Вся моя добыча вернулась на свои прежние места до возвращения из магазина Надежды Сергеевны.

Я встретил Надю у порога. Сыграл роль заботливого сына: забрал у Мишиной мамы сумку с продуктами (именно сумку — полиэтиленовые пакеты пока не в ходу, и были «здоровской штукой», со слов моего рыжего соседа по палате). Выгрузил покупки в холодильник. Полюбовался современными упаковками — в процессе раскладывания продуктов на полки. Отметил, что мне они помнились иными: не столь невзрачными (на бутылках с кефиром этикеток не обнаружил — ни тебе информации о производителе, ни уверений в полезности продукта). «Молоко пастеризованное, — прочёл я на треугольном пакете, — ёмкость пол-литра, цена шестнадцать копеек». А вот сырок «Дружба» меня порадовал — обликом упаковки он вполне походил на своего потомка, что встречался мне в магазинах будущего (вот только стоил сейчас всего двадцать три копейки).

Бутылку кефира я утащил на кухню, где на столе, в тарелке (на пропитанном жиром тетрадном листке) меня дожидались румяные оладьи (вчерашние я «приговорил» вчера — Надя не поленилась: утром испекла новую партию). Фокус из фильма о миелофоне у меня не получился: сколько не стучал по крышке на бутылке с кефиром пальцем (как делал это Весельчак У) — смять её не смог (то ли пальцы пока слабоваты, то ли Весельчак в фильме жульничал). Надя наблюдала за моим баловством молча, терпеливо. Не сказала ни слова, и когда я принялся хлебать кефир из бутылки — только вздохнула. Я прислушался к вкусовым ощущениям. Одобрительно хмыкнул. Советский кефир оказался вполне приличным на вкус — если только мне это не чудилось после месяца спартанской жизни на лишённой всего, кроме калорий, больничной еде.

Прикончил бутылку кефира — и лишь после этого поинтересовался у Нади: «не найдётся ли» у неё длинного и прочного куска шнура. Заметил мелькнувшую у неё во взгляде тревогу. Поспешил успокоить Надежду Сергеевну: пояснил, что в больнице меня «кое-чему» научили (совершенно неопасному — даже полезному).

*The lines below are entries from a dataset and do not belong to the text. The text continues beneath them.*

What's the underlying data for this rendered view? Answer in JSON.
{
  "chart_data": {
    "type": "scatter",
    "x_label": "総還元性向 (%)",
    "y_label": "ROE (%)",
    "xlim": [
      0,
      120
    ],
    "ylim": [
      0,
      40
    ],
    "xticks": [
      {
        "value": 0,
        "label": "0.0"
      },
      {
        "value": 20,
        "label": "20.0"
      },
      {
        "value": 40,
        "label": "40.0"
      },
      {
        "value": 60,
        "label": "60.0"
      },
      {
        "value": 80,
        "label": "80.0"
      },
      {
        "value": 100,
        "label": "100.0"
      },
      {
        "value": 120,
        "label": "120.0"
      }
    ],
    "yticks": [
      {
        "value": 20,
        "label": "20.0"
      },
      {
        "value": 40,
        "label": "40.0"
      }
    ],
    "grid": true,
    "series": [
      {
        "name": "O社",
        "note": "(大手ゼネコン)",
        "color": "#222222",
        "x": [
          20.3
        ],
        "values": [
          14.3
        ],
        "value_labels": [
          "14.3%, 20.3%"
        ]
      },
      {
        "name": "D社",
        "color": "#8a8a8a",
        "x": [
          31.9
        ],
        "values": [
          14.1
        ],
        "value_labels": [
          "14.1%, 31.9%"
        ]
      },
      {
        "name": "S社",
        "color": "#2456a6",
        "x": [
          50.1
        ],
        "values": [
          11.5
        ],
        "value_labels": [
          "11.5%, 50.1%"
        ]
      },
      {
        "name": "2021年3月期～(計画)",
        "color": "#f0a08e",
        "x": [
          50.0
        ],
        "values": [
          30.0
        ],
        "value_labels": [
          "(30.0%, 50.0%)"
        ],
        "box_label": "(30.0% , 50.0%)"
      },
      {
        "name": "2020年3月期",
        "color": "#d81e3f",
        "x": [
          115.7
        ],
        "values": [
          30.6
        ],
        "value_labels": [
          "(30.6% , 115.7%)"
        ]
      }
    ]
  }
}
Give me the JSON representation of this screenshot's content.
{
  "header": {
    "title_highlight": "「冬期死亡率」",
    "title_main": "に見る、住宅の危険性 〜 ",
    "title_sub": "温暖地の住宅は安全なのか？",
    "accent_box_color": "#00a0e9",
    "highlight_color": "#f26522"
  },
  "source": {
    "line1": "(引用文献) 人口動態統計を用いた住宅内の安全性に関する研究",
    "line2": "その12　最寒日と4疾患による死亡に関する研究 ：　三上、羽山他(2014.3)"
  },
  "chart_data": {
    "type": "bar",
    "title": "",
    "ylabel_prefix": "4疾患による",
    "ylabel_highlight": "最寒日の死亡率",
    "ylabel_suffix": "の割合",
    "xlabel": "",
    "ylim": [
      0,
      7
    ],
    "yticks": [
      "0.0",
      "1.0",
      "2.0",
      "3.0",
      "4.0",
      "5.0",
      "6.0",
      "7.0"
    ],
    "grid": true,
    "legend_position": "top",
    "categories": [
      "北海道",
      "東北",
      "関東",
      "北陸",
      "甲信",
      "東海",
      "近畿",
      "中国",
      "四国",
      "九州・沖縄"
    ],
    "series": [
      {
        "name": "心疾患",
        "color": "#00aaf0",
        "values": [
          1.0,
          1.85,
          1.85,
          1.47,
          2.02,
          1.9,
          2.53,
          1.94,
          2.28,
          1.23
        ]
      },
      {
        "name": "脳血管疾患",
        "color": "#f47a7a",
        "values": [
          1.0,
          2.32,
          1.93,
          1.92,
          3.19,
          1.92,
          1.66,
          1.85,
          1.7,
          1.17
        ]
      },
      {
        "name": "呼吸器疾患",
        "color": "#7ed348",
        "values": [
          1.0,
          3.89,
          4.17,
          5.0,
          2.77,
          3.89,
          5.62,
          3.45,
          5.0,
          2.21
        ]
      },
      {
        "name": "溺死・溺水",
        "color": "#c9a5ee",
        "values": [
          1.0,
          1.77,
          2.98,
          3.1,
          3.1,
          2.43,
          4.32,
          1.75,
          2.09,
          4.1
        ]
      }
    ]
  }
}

И я хочу «это» повторить — дома. Потому что много гулять на улице пока не могу: силёнок не хватало. Заявил, что она сама меня вчера ругала за долгую прогулку (чем смутил и пристыдил Мишину маму). Объяснил, что не хотел бы весь день сидеть у экрана телевизора: «доктор говорил, что это вредно». Но и бездельничать я не желал. Отправил Надежду Сергеевну «порыться в закромах», принести мне ту самую бобину белого полипропиленового упаковочного шпагата. Надя пояснила, что «по случаю» купила его за рубль у соседки, работавшей в почтовом отделении.

— Что ты будешь с ним делать? — спросила Надежда Сергеевна (всё ещё настороженно).

— Не с ним, а из него, — ответил я. — Красивые и полезные вещи. Вот увидишь: они тебе понравятся.

Ещё до полудня я приступил к работе. Вооружился измерительной лентой и ножницами. Надю из своей спальни не прогнал — позволил ей присесть на стул и наблюдать за моим «превращением в паука». Подумал вдруг, что Человек-паук наверняка увлекался макраме. Чем, если не узелковым плетением он убивал свободное время, имея под рукой огромное количество материала, годного для изготовления всевозможный забавных и полезных вещиц?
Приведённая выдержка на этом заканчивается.